My Lords, I thank the Minister for his measured responses to earlier questions on this subject, because it is very sensitive. I have in front of me the answer in the Dáil, and there is no reference to border checks. There is reference to Irish local authorities having increased powers to check on solid fuels imported from Northern Ireland, which they had already. Indeed, the north-south Joint Agency Task Force has been operating since 2015 in this regard. Can the Minister please reassure the House that this will not be used to inflame some of the tensions that already exist and that the north-south Joint Agency Task Force will operate normally on fuels to ensure that there is proper consensus on this?
My Lords, we do not wish to inflame tensions in any way, of course, and I do not think we go about this in a way that would do that. The point that I and other noble Lords have been trying to make is not that this proposal from the Irish Government would require checks at the border—they are not saying that, we are not saying that and nobody wants that—but that it is possible to manage differences without such checks in certain circumstances. This is perhaps a concrete case of that; there are some others.

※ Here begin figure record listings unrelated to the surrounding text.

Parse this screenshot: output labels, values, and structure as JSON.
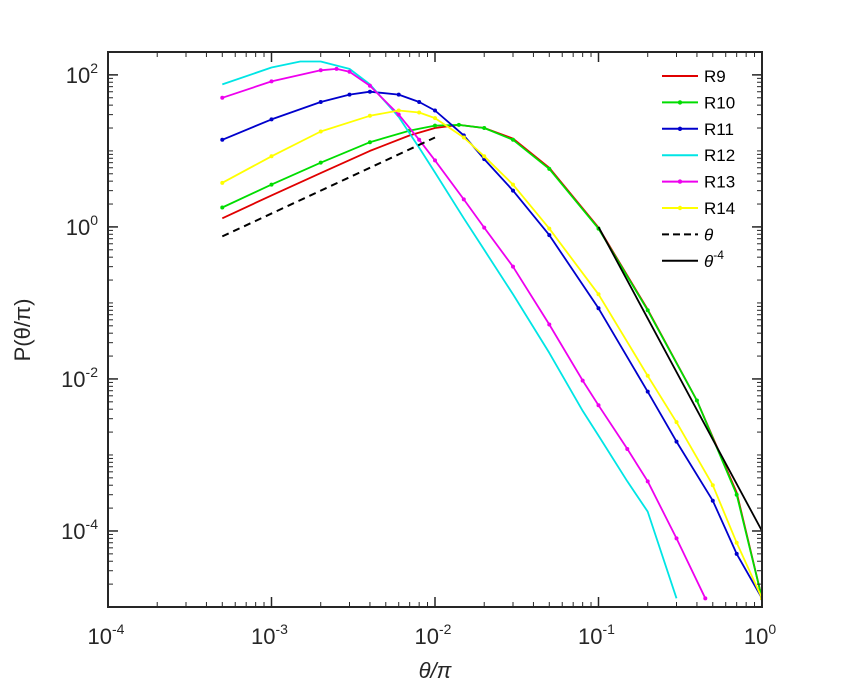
{
  "chart_data": {
    "type": "line",
    "x_scale": "log",
    "y_scale": "log",
    "xlim": [
      0.0001,
      1
    ],
    "ylim": [
      1e-05,
      200
    ],
    "xlabel": "θ/π",
    "ylabel": "P(θ/π)",
    "x_ticks": [
      {
        "value": 0.0001,
        "base": "10",
        "exp": "-4"
      },
      {
        "value": 0.001,
        "base": "10",
        "exp": "-3"
      },
      {
        "value": 0.01,
        "base": "10",
        "exp": "-2"
      },
      {
        "value": 0.1,
        "base": "10",
        "exp": "-1"
      },
      {
        "value": 1,
        "base": "10",
        "exp": "0"
      }
    ],
    "y_ticks": [
      {
        "value": 0.0001,
        "base": "10",
        "exp": "-4"
      },
      {
        "value": 0.01,
        "base": "10",
        "exp": "-2"
      },
      {
        "value": 1,
        "base": "10",
        "exp": "0"
      },
      {
        "value": 100,
        "base": "10",
        "exp": "2"
      }
    ],
    "grid": false,
    "legend_position": "top-right",
    "series": [
      {
        "name": "R9",
        "color": "#e00000",
        "style": "solid",
        "x": [
          0.0005,
          0.001,
          0.002,
          0.004,
          0.007,
          0.01,
          0.014,
          0.02,
          0.03,
          0.05,
          0.1,
          0.2,
          0.4,
          0.7,
          1.0
        ],
        "y": [
          1.3,
          2.6,
          5.1,
          10,
          16,
          20,
          22,
          20,
          14.5,
          6.0,
          0.98,
          0.082,
          0.0052,
          0.00032,
          1.3e-05
        ]
      },
      {
        "name": "R10",
        "color": "#00dd00",
        "style": "solid-dots",
        "x": [
          0.0005,
          0.001,
          0.002,
          0.004,
          0.007,
          0.01,
          0.014,
          0.02,
          0.03,
          0.05,
          0.1,
          0.2,
          0.4,
          0.7,
          1.0
        ],
        "y": [
          1.8,
          3.6,
          7.0,
          13,
          18.5,
          21.5,
          22,
          20,
          14,
          5.8,
          0.95,
          0.08,
          0.0052,
          0.0003,
          1.3e-05
        ]
      },
      {
        "name": "R11",
        "color": "#0000cc",
        "style": "solid-dots",
        "x": [
          0.0005,
          0.001,
          0.002,
          0.003,
          0.004,
          0.006,
          0.008,
          0.01,
          0.015,
          0.02,
          0.03,
          0.05,
          0.1,
          0.2,
          0.3,
          0.5,
          0.7,
          1.0
        ],
        "y": [
          14,
          26,
          44,
          55,
          60,
          55,
          44,
          34,
          16,
          7.8,
          3.0,
          0.78,
          0.085,
          0.0068,
          0.0015,
          0.00025,
          5e-05,
          1.3e-05
        ]
      },
      {
        "name": "R12",
        "color": "#00e5e5",
        "style": "solid",
        "x": [
          0.0005,
          0.001,
          0.0015,
          0.002,
          0.003,
          0.004,
          0.006,
          0.008,
          0.01,
          0.015,
          0.02,
          0.03,
          0.05,
          0.08,
          0.1,
          0.15,
          0.2,
          0.3
        ],
        "y": [
          75,
          125,
          150,
          150,
          120,
          75,
          28,
          11,
          5.2,
          1.3,
          0.5,
          0.13,
          0.022,
          0.0038,
          0.0018,
          0.00045,
          0.00018,
          1.3e-05
        ]
      },
      {
        "name": "R13",
        "color": "#ee00ee",
        "style": "solid-dots",
        "x": [
          0.0005,
          0.001,
          0.002,
          0.0025,
          0.003,
          0.004,
          0.006,
          0.008,
          0.01,
          0.015,
          0.02,
          0.03,
          0.05,
          0.08,
          0.1,
          0.15,
          0.2,
          0.3,
          0.45
        ],
        "y": [
          50,
          82,
          115,
          120,
          110,
          72,
          30,
          14,
          7.5,
          2.3,
          0.98,
          0.3,
          0.052,
          0.0095,
          0.0045,
          0.0012,
          0.00045,
          8e-05,
          1.3e-05
        ]
      },
      {
        "name": "R14",
        "color": "#ffff00",
        "style": "solid-dots",
        "x": [
          0.0005,
          0.001,
          0.002,
          0.004,
          0.006,
          0.008,
          0.01,
          0.015,
          0.02,
          0.03,
          0.05,
          0.1,
          0.2,
          0.3,
          0.5,
          0.7,
          1.0
        ],
        "y": [
          3.8,
          8.5,
          18,
          29,
          34,
          32,
          27,
          15,
          8.5,
          3.6,
          0.95,
          0.13,
          0.011,
          0.0027,
          0.0004,
          7e-05,
          1.3e-05
        ]
      },
      {
        "name": "θ",
        "color": "#000000",
        "style": "dashed",
        "x": [
          0.0005,
          0.01
        ],
        "y": [
          0.75,
          15
        ]
      },
      {
        "name": "θ^-4",
        "color": "#000000",
        "style": "solid",
        "x": [
          0.1,
          1
        ],
        "y": [
          1,
          0.0001
        ]
      }
    ],
    "legend": [
      {
        "label": "R9",
        "color": "#e00000",
        "style": "solid"
      },
      {
        "label": "R10",
        "color": "#00dd00",
        "style": "solid-dots"
      },
      {
        "label": "R11",
        "color": "#0000cc",
        "style": "solid-dots"
      },
      {
        "label": "R12",
        "color": "#00e5e5",
        "style": "solid"
      },
      {
        "label": "R13",
        "color": "#ee00ee",
        "style": "solid-dots"
      },
      {
        "label": "R14",
        "color": "#ffff00",
        "style": "solid-dots"
      },
      {
        "label": "θ",
        "sup": "",
        "color": "#000000",
        "style": "dashed"
      },
      {
        "label": "θ",
        "sup": "-4",
        "color": "#000000",
        "style": "solid"
      }
    ]
  }
}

My Lords, far from adding to tensions, is this not actually a rather hopeful sign? As the noble Lord, Lord Purvis of Tweed, said, it is envisaged that local authority officers will check for goods coming into the Republic of Ireland from Northern Ireland that should not be coming in. Is this not a pattern that could be applied, to great benefit and great effect, as a substitute for the ridiculous and unworkable attempts to operate the protocol as it currently works? It might even be called mutual enforcement. It is very hopeful.
My Lords, my noble friend makes a very good point, as always. It is a concrete case that demonstrates that it is possible to manage these matters in other ways. This is one of the reasons why what we put forward in the Command Paper is a compromise. It is not my noble friend’s proposal. It is that we would for most purposes police goods going into Ireland and the single market in the Irish Sea, but would wish to see goods flowing freely into Northern Ireland. That is a workable and sensible compromise proposal, and in the negotiations we have not yet heard why it could not work.
My Lords, this situation rather highlights the need for a certain amount of bandwidth on behalf of the Government, in that occasionally they need to negotiate simultaneously with the EU and with individual member states. Does the Minister think that the undeniable damage to the Prime Minister’s authority in recent weeks is leading to a bit of a problem with government bandwidth? I ask this because it is really easy to talk tough about Article 16, at least when he is here, but not if the Minister and the Prime Minister do not have the backing of the entire Cabinet to see through the consequences, which would be further damage to international relationships and possibly a trade war. Is he confident that any of his Cabinet colleagues will be with him in the trenches if he leads us into further disputes?
My Lords, the Cabinet and the Government stand fully behind the policy that we set out in the Command Paper in July, which is a very good compromise policy that we still hope to negotiate. We have made it clear that a negotiated outcome is the best one, but that policy paper, which we all stand behind, also makes it clear that Article 16 is a legitimate and useful tool if necessary. That remains the Government’s position.